The Wadley Railroad Depot is a historic train station in Wadley, Alabama. The depot was built in 1907 along with the Atlanta, Birmingham, and Atlantic Railroad line as part of an expansion from West Point, Georgia, to Talladega, Alabama. The Callaway Corporation, who operated numerous textile mills along the Chattahoochee River and later founded Callaway Gardens, purchased the land that would later become the town of Wadley, intending to build a mill in the town. The deal fell through before the mill was built, but the town continued as a local agricultural trading hub. The station closed to passenger traffic in 1964, and the line eventually came under the control of CSX Transportation.

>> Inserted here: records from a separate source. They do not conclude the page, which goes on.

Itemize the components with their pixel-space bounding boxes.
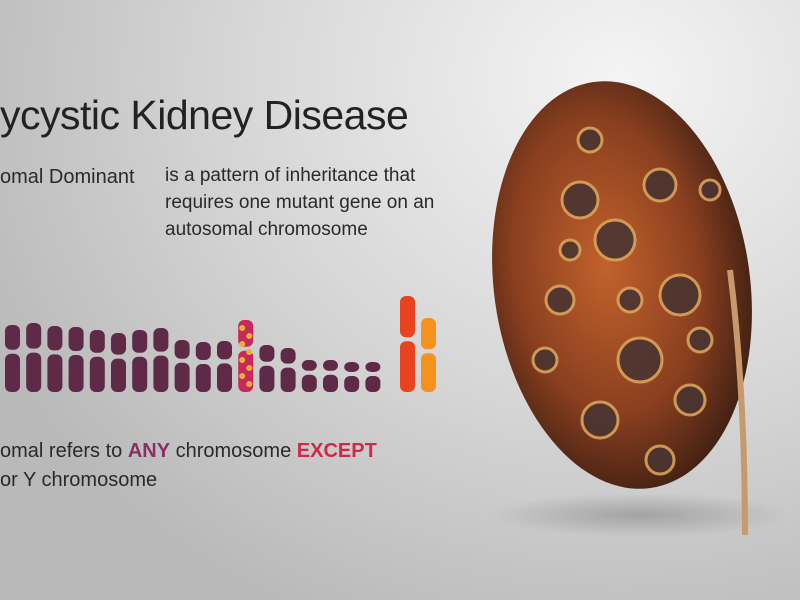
chromosome [132,330,148,353]
cyst [558,238,582,262]
ureter [727,269,748,536]
sex-chromosome [400,341,415,392]
sex-chromosome [421,353,436,392]
chromosome [365,376,381,392]
cyst [544,284,576,316]
definition-line: requires one mutant gene on an [165,192,435,213]
chromosome [344,362,360,372]
chromosome [68,355,84,392]
chromosome [259,345,275,362]
note-text: chromosome [170,440,297,462]
cyst [576,126,604,154]
chromosome [217,341,232,360]
note-text: omal refers to [0,440,128,462]
mutation-spot [239,357,246,363]
chromosome [217,363,232,392]
chromosome-row [5,296,436,392]
chromosome [132,356,148,392]
chromosome [111,333,126,355]
chromosome [68,327,84,351]
mutation-spot [246,365,253,371]
note-line: omal refers to ANY chromosome EXCEPT [0,440,377,463]
cyst [658,273,702,317]
chromosome [344,376,360,392]
note-line: or Y chromosome [0,469,158,491]
cyst [642,167,678,203]
chromosome [26,323,42,349]
chromosome [5,325,20,350]
sex-chromosome [400,296,415,338]
chromosome [280,348,296,364]
chromosome [153,328,169,352]
chromosome [365,362,381,372]
cyst [644,444,676,476]
mutation-spot [246,333,253,339]
chromosome [47,354,63,392]
chromosome [89,330,105,353]
mutation-spot [246,381,253,387]
chromosome [323,360,338,371]
chromosome [89,356,105,392]
cyst [616,336,664,384]
chromosome [301,374,317,392]
chromosome [323,374,338,392]
cyst [593,218,637,262]
kidney [492,81,752,536]
title: ycystic Kidney Disease [0,92,409,138]
chromosome [195,342,211,360]
mutation-spot [239,373,246,379]
mutation-spot [239,325,246,331]
cyst [673,383,707,417]
term: omal Dominant [0,166,135,188]
cyst [698,178,722,202]
cyst [686,326,714,354]
cyst [616,286,644,314]
cyst [580,400,620,440]
mutation-spot [239,341,246,347]
chromosome [174,362,190,392]
emphasis: ANY [127,440,171,462]
chromosome [280,367,296,392]
chromosome [301,360,317,371]
chromosome [259,365,275,392]
cyst [560,180,600,220]
chromosome [195,364,211,392]
chromosome [26,352,42,392]
cyst [531,346,559,374]
chromosome [153,355,169,392]
definition-line: is a pattern of inheritance that [165,165,416,186]
shadow [490,493,790,537]
chromosome [174,340,190,359]
sex-chromosome [421,318,436,350]
chromosome [47,326,63,351]
emphasis: EXCEPT [296,440,377,462]
mutation-spot [246,349,253,355]
definition-line: autosomal chromosome [165,219,368,240]
chromosome [5,353,20,392]
chromosome [111,358,126,392]
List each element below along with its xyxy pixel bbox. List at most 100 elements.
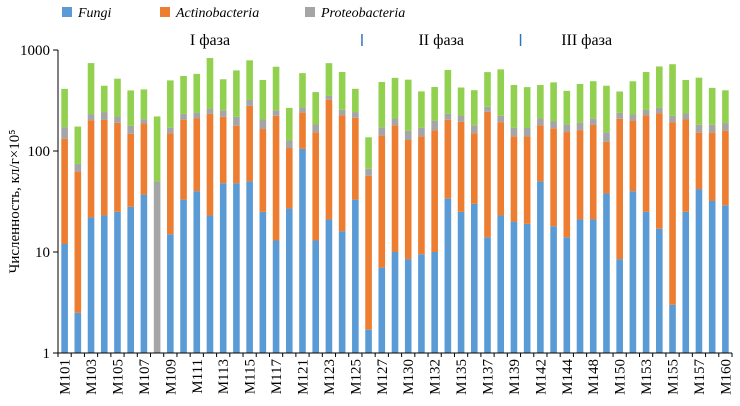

The depot is one of only four surviving Mission Revival train stations in Alabama (the others being the Gulf, Mobile and Ohio Passenger Terminal in Mobile; the Louisville and Nashville Railroad Depot in Cullman; and the Nashville, Chattanooga, and St. Louis Railroad Depot in the Bridgeport Historic District in Bridgeport). The one-story depot has a clay tile hipped roof, with partially exposed rafter ends and large, bracketed overhangs. The south façade has an arched central opening with a double-leaf door flanked by leaded glass sidelights and topped with an arched transom. The east, track-facing, elevation has a Spanish-style frontone, to the north of which is a raised platform with two sliding wood cargo doors and two passenger door openings. The interior is divided into a passenger lobby and offices at the south end, with a waiting room and ticket office in the center, and a large cargo room at the north.

The depot was named to the Alabama Historical Commission's Places in Peril list in 2009, which led to a community effort to preserve the building. It was listed on the National Register of Historic Places in 2011.